Colloidal particles have turned out to be increasingly significant for research as vehicles of biochemical agents.
Scientists place these colloidal particles on a magnetized chip to analyze their behavior much more efficiently than ever before.
A team of researchers from the University of Bayreuth has reported these latest findings in the Nature Communications journal. They found that colloidal rods can be placed on a chip precisely, rapidly, and in different directions. A pre-programmed magnetic field can also allow these regulated movements to take place at the same time.
For the newly published study, the researchers, headed by Dr Thomas Fischer, a Professor of Experimental Physics at the University of Bayreuth, worked closely with associates from the University of Poznań and the University of Kassel.
To begin with, individual spherical colloidal particles make up the building blocks for rods of varying lengths. These colloidal particles were arranged in such a way that the rods can easily travel in different directions on a magnetized chip similar to upright chess figures—as if by magic, but actually determined by the properties of the magnetic field.
In the next step, the team was able to elicit the individual movements of the rods in various directions at the same time. In this case, the critical factor was the “programming” of the magnetic field using a mathematical code. In encrypted form, this mathematical code outlines all the movements to be carried out by the figures.
When such movements are performed concurrently, they take up to one-tenth of the time required if they are performed one after the other, similar to the moves on a chessboard.
The simultaneity of differently directed movements makes research into colloidal particles and their dynamics much more efficient.

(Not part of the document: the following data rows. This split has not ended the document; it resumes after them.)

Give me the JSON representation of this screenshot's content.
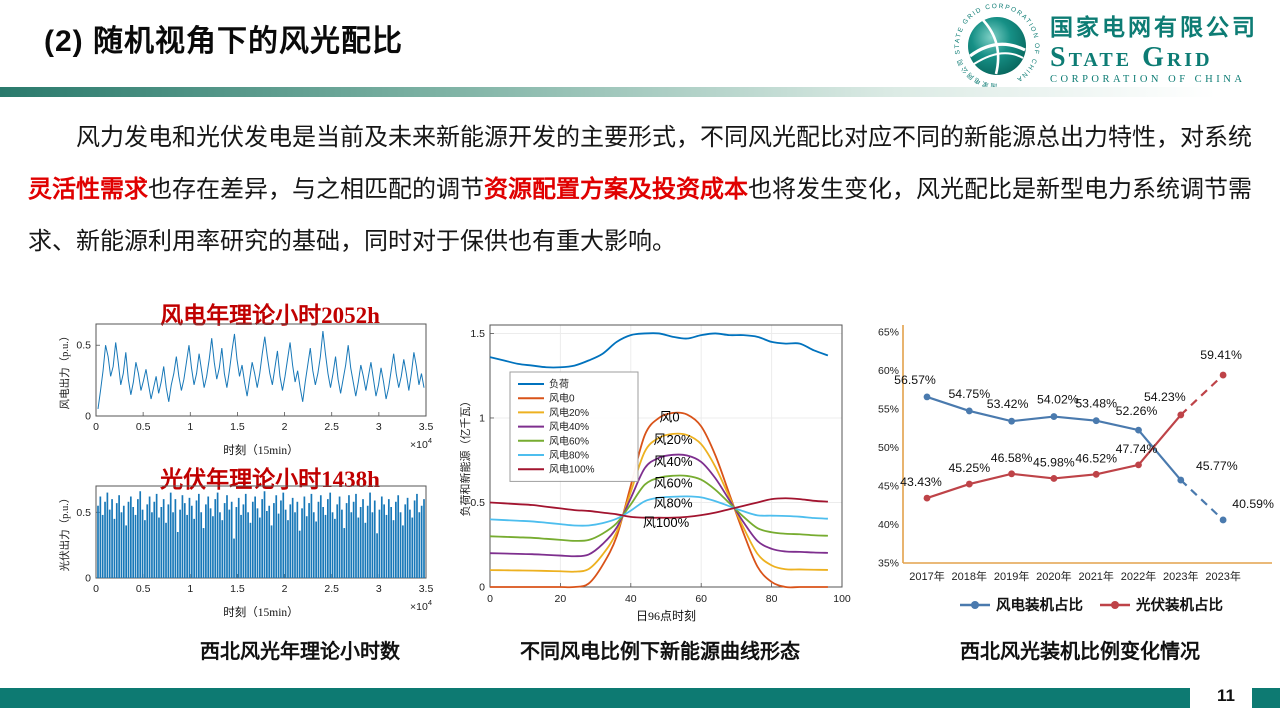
{
  "slide": {
    "title": "(2) 随机视角下的风光配比",
    "page_number": "11"
  },
  "logo": {
    "cn": "国家电网有限公司",
    "en": "State Grid",
    "sub": "CORPORATION OF CHINA",
    "ring_text": "国家电网公司 STATE GRID CORPORATION OF CHINA"
  },
  "paragraph": {
    "segments": [
      {
        "text": "风力发电和光伏发电是当前及未来新能源开发的主要形式，不同风光配比对应不同的新能源总出力特性，对系统",
        "em": false
      },
      {
        "text": "灵活性需求",
        "em": true
      },
      {
        "text": "也存在差异，与之相匹配的调节",
        "em": false
      },
      {
        "text": "资源配置方案及投资成本",
        "em": true
      },
      {
        "text": "也将发生变化，风光配比是新型电力系统调节需求、新能源利用率研究的基础，同时对于保供也有重大影响。",
        "em": false
      }
    ]
  },
  "captions": {
    "left": "西北风光年理论小时数",
    "middle": "不同风电比例下新能源曲线形态",
    "right": "西北风光装机比例变化情况"
  },
  "chart_data": [
    {
      "id": "wind_theoretical_hours",
      "type": "line",
      "title_text": "风电年理论小时",
      "title_value": "2052h",
      "ylabel": "风电出力（p.u.）",
      "xlabel": "时刻（15min）",
      "x_multiplier": "×10",
      "x_multiplier_exp": "4",
      "xlim": [
        0,
        3.5
      ],
      "xticks": [
        0,
        0.5,
        1,
        1.5,
        2,
        2.5,
        3,
        3.5
      ],
      "ylim": [
        0,
        0.65
      ],
      "yticks": [
        0,
        0.5
      ],
      "color": "#1878b8",
      "values": [
        0.05,
        0.18,
        0.32,
        0.5,
        0.42,
        0.28,
        0.35,
        0.52,
        0.38,
        0.22,
        0.3,
        0.45,
        0.26,
        0.15,
        0.24,
        0.38,
        0.3,
        0.18,
        0.25,
        0.33,
        0.22,
        0.12,
        0.2,
        0.28,
        0.16,
        0.24,
        0.35,
        0.2,
        0.1,
        0.22,
        0.3,
        0.42,
        0.28,
        0.18,
        0.26,
        0.38,
        0.5,
        0.34,
        0.22,
        0.3,
        0.44,
        0.32,
        0.2,
        0.28,
        0.4,
        0.55,
        0.38,
        0.26,
        0.34,
        0.48,
        0.3,
        0.2,
        0.32,
        0.46,
        0.58,
        0.4,
        0.28,
        0.36,
        0.24,
        0.14,
        0.26,
        0.38,
        0.3,
        0.2,
        0.3,
        0.44,
        0.56,
        0.42,
        0.3,
        0.22,
        0.34,
        0.46,
        0.28,
        0.18,
        0.28,
        0.4,
        0.52,
        0.36,
        0.24,
        0.32,
        0.2,
        0.1,
        0.24,
        0.36,
        0.48,
        0.32,
        0.22,
        0.3,
        0.42,
        0.6,
        0.44,
        0.3,
        0.2,
        0.3,
        0.42,
        0.26,
        0.16,
        0.26,
        0.36,
        0.5,
        0.34,
        0.24,
        0.14,
        0.24,
        0.36,
        0.28,
        0.18,
        0.28,
        0.38,
        0.26,
        0.14,
        0.22,
        0.34,
        0.24,
        0.12,
        0.2,
        0.32,
        0.44,
        0.3,
        0.2,
        0.28,
        0.4,
        0.3,
        0.18,
        0.3,
        0.45,
        0.35,
        0.22,
        0.3,
        0.2
      ]
    },
    {
      "id": "pv_theoretical_hours",
      "type": "bars",
      "title_text": "光伏年理论小时",
      "title_value": "1438h",
      "ylabel": "光伏出力（p.u.）",
      "xlabel": "时刻（15min）",
      "x_multiplier": "×10",
      "x_multiplier_exp": "4",
      "xlim": [
        0,
        3.5
      ],
      "xticks": [
        0,
        0.5,
        1,
        1.5,
        2,
        2.5,
        3,
        3.5
      ],
      "ylim": [
        0,
        0.7
      ],
      "yticks": [
        0,
        0.5
      ],
      "color": "#1878b8",
      "values": [
        0.55,
        0.62,
        0.48,
        0.58,
        0.65,
        0.52,
        0.6,
        0.45,
        0.57,
        0.63,
        0.5,
        0.55,
        0.4,
        0.58,
        0.62,
        0.54,
        0.48,
        0.6,
        0.66,
        0.52,
        0.44,
        0.56,
        0.62,
        0.5,
        0.58,
        0.64,
        0.46,
        0.54,
        0.6,
        0.42,
        0.56,
        0.65,
        0.5,
        0.6,
        0.35,
        0.52,
        0.63,
        0.57,
        0.48,
        0.61,
        0.55,
        0.45,
        0.59,
        0.64,
        0.5,
        0.38,
        0.56,
        0.62,
        0.53,
        0.47,
        0.6,
        0.65,
        0.5,
        0.44,
        0.57,
        0.63,
        0.52,
        0.58,
        0.3,
        0.54,
        0.61,
        0.48,
        0.56,
        0.64,
        0.5,
        0.42,
        0.58,
        0.62,
        0.53,
        0.46,
        0.6,
        0.66,
        0.51,
        0.55,
        0.4,
        0.57,
        0.63,
        0.49,
        0.59,
        0.65,
        0.52,
        0.44,
        0.56,
        0.61,
        0.5,
        0.58,
        0.36,
        0.53,
        0.62,
        0.47,
        0.57,
        0.64,
        0.5,
        0.43,
        0.58,
        0.63,
        0.54,
        0.48,
        0.6,
        0.65,
        0.5,
        0.45,
        0.56,
        0.62,
        0.52,
        0.38,
        0.57,
        0.63,
        0.5,
        0.58,
        0.64,
        0.46,
        0.54,
        0.6,
        0.42,
        0.55,
        0.65,
        0.5,
        0.59,
        0.34,
        0.52,
        0.62,
        0.56,
        0.48,
        0.6,
        0.54,
        0.44,
        0.58,
        0.63,
        0.5,
        0.4,
        0.56,
        0.61,
        0.52,
        0.46,
        0.59,
        0.64,
        0.5,
        0.55,
        0.6
      ]
    },
    {
      "id": "mix_curves",
      "type": "line",
      "xlabel": "日96点时刻",
      "ylabel": "负荷和新能源（亿千瓦）",
      "xlim": [
        0,
        100
      ],
      "xticks": [
        0,
        20,
        40,
        60,
        80,
        100
      ],
      "ylim": [
        0,
        1.55
      ],
      "yticks": [
        0,
        0.5,
        1,
        1.5
      ],
      "grid": true,
      "legend_position": "upper-left-inside",
      "x": [
        0,
        4,
        8,
        12,
        16,
        20,
        24,
        28,
        32,
        36,
        40,
        44,
        48,
        52,
        56,
        60,
        64,
        68,
        72,
        76,
        80,
        84,
        88,
        92,
        96
      ],
      "series": [
        {
          "name": "负荷",
          "color": "#0072BD",
          "values": [
            1.36,
            1.34,
            1.32,
            1.31,
            1.3,
            1.3,
            1.31,
            1.34,
            1.38,
            1.45,
            1.49,
            1.5,
            1.5,
            1.48,
            1.47,
            1.49,
            1.5,
            1.49,
            1.49,
            1.48,
            1.45,
            1.44,
            1.44,
            1.4,
            1.37
          ]
        },
        {
          "name": "风电0",
          "color": "#D95319",
          "values": [
            0,
            0,
            0,
            0,
            0,
            0,
            0,
            0.02,
            0.13,
            0.3,
            0.6,
            0.9,
            1.0,
            1.03,
            1.02,
            0.95,
            0.78,
            0.55,
            0.32,
            0.12,
            0.03,
            0,
            0,
            0,
            0
          ]
        },
        {
          "name": "风电20%",
          "color": "#EDB120",
          "values": [
            0.1,
            0.099,
            0.098,
            0.097,
            0.095,
            0.093,
            0.091,
            0.106,
            0.192,
            0.326,
            0.563,
            0.802,
            0.882,
            0.906,
            0.899,
            0.845,
            0.712,
            0.532,
            0.352,
            0.196,
            0.128,
            0.105,
            0.104,
            0.102,
            0.101
          ]
        },
        {
          "name": "风电40%",
          "color": "#7E2F8E",
          "values": [
            0.2,
            0.198,
            0.196,
            0.194,
            0.19,
            0.186,
            0.182,
            0.192,
            0.254,
            0.352,
            0.526,
            0.704,
            0.764,
            0.782,
            0.778,
            0.74,
            0.644,
            0.514,
            0.384,
            0.272,
            0.226,
            0.21,
            0.208,
            0.204,
            0.202
          ]
        },
        {
          "name": "风电60%",
          "color": "#77AC30",
          "values": [
            0.3,
            0.297,
            0.294,
            0.291,
            0.285,
            0.279,
            0.273,
            0.278,
            0.316,
            0.378,
            0.489,
            0.606,
            0.646,
            0.658,
            0.657,
            0.635,
            0.576,
            0.496,
            0.416,
            0.348,
            0.324,
            0.315,
            0.312,
            0.306,
            0.303
          ]
        },
        {
          "name": "风电80%",
          "color": "#4DBEEE",
          "values": [
            0.4,
            0.396,
            0.392,
            0.388,
            0.38,
            0.372,
            0.364,
            0.364,
            0.378,
            0.404,
            0.452,
            0.508,
            0.528,
            0.534,
            0.536,
            0.53,
            0.508,
            0.478,
            0.448,
            0.424,
            0.422,
            0.42,
            0.416,
            0.408,
            0.404
          ]
        },
        {
          "name": "风电100%",
          "color": "#A2142F",
          "values": [
            0.5,
            0.495,
            0.49,
            0.485,
            0.475,
            0.465,
            0.455,
            0.45,
            0.44,
            0.43,
            0.415,
            0.41,
            0.41,
            0.41,
            0.415,
            0.425,
            0.44,
            0.46,
            0.48,
            0.5,
            0.52,
            0.525,
            0.52,
            0.51,
            0.505
          ]
        }
      ],
      "annotations": [
        {
          "text": "风0",
          "x": 51,
          "y": 0.98
        },
        {
          "text": "风20%",
          "x": 52,
          "y": 0.845
        },
        {
          "text": "风40%",
          "x": 52,
          "y": 0.715
        },
        {
          "text": "风60%",
          "x": 52,
          "y": 0.59
        },
        {
          "text": "风80%",
          "x": 52,
          "y": 0.47
        },
        {
          "text": "风100%",
          "x": 50,
          "y": 0.355
        }
      ]
    },
    {
      "id": "capacity_share",
      "type": "line",
      "categories": [
        "2017年",
        "2018年",
        "2019年",
        "2020年",
        "2021年",
        "2022年",
        "2023年",
        "2023年"
      ],
      "ylim": [
        35,
        65
      ],
      "ytick_values": [
        35,
        40,
        45,
        50,
        55,
        60,
        65
      ],
      "ytick_labels": [
        "35%",
        "40%",
        "45%",
        "50%",
        "55%",
        "60%",
        "65%"
      ],
      "axis_color": "#e3a24b",
      "series": [
        {
          "name": "风电装机占比",
          "color": "#4a7aae",
          "values": [
            56.57,
            54.75,
            53.42,
            54.02,
            53.48,
            52.26,
            45.77,
            40.59
          ],
          "labels": [
            "56.57%",
            "54.75%",
            "53.42%",
            "54.02%",
            "53.48%",
            "52.26%",
            "45.77%",
            "40.59%"
          ],
          "dashed_from": 6,
          "label_offsets": [
            [
              -12,
              -13
            ],
            [
              0,
              -13
            ],
            [
              -4,
              -13
            ],
            [
              4,
              -13
            ],
            [
              0,
              -13
            ],
            [
              -2,
              -15
            ],
            [
              36,
              -10
            ],
            [
              30,
              -12
            ]
          ]
        },
        {
          "name": "光伏装机占比",
          "color": "#be4348",
          "values": [
            43.43,
            45.25,
            46.58,
            45.98,
            46.52,
            47.74,
            54.23,
            59.41
          ],
          "labels": [
            "43.43%",
            "45.25%",
            "46.58%",
            "45.98%",
            "46.52%",
            "47.74%",
            "54.23%",
            "59.41%"
          ],
          "dashed_from": 6,
          "label_offsets": [
            [
              -6,
              -12
            ],
            [
              0,
              -12
            ],
            [
              0,
              -12
            ],
            [
              0,
              -12
            ],
            [
              0,
              -12
            ],
            [
              -2,
              -12
            ],
            [
              -16,
              -14
            ],
            [
              -2,
              -16
            ]
          ]
        }
      ]
    }
  ]
}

Adrian Ernst, Study Co-Author and Doctoral Student, University of Bayreuth
“Miniaturised laboratories on small chips measuring just a few centimetres in size are being used more and more in basic physics research to gain insights into the properties and dynamics of materials. Our new research results reinforce this trend,” stated Mahla Mirzaee-Kakhki, the study’s first author and doctoral student from the University of Bayreuth.
Because colloidal particles are in many cases very well suited as vehicles for active substances, our research results could be of particular benefit to biomedicine and biotechnology.
Mahla Mirzaee-Kakhki, Study First Author and Doctoral Student, University of Bayreuth
Mirzaee-Kakhki, M., et al. (2020) Simultaneous polydirectional transport of colloidal bipeds. Nature Communications. doi.org/10.1038/s41467-020-18467-9.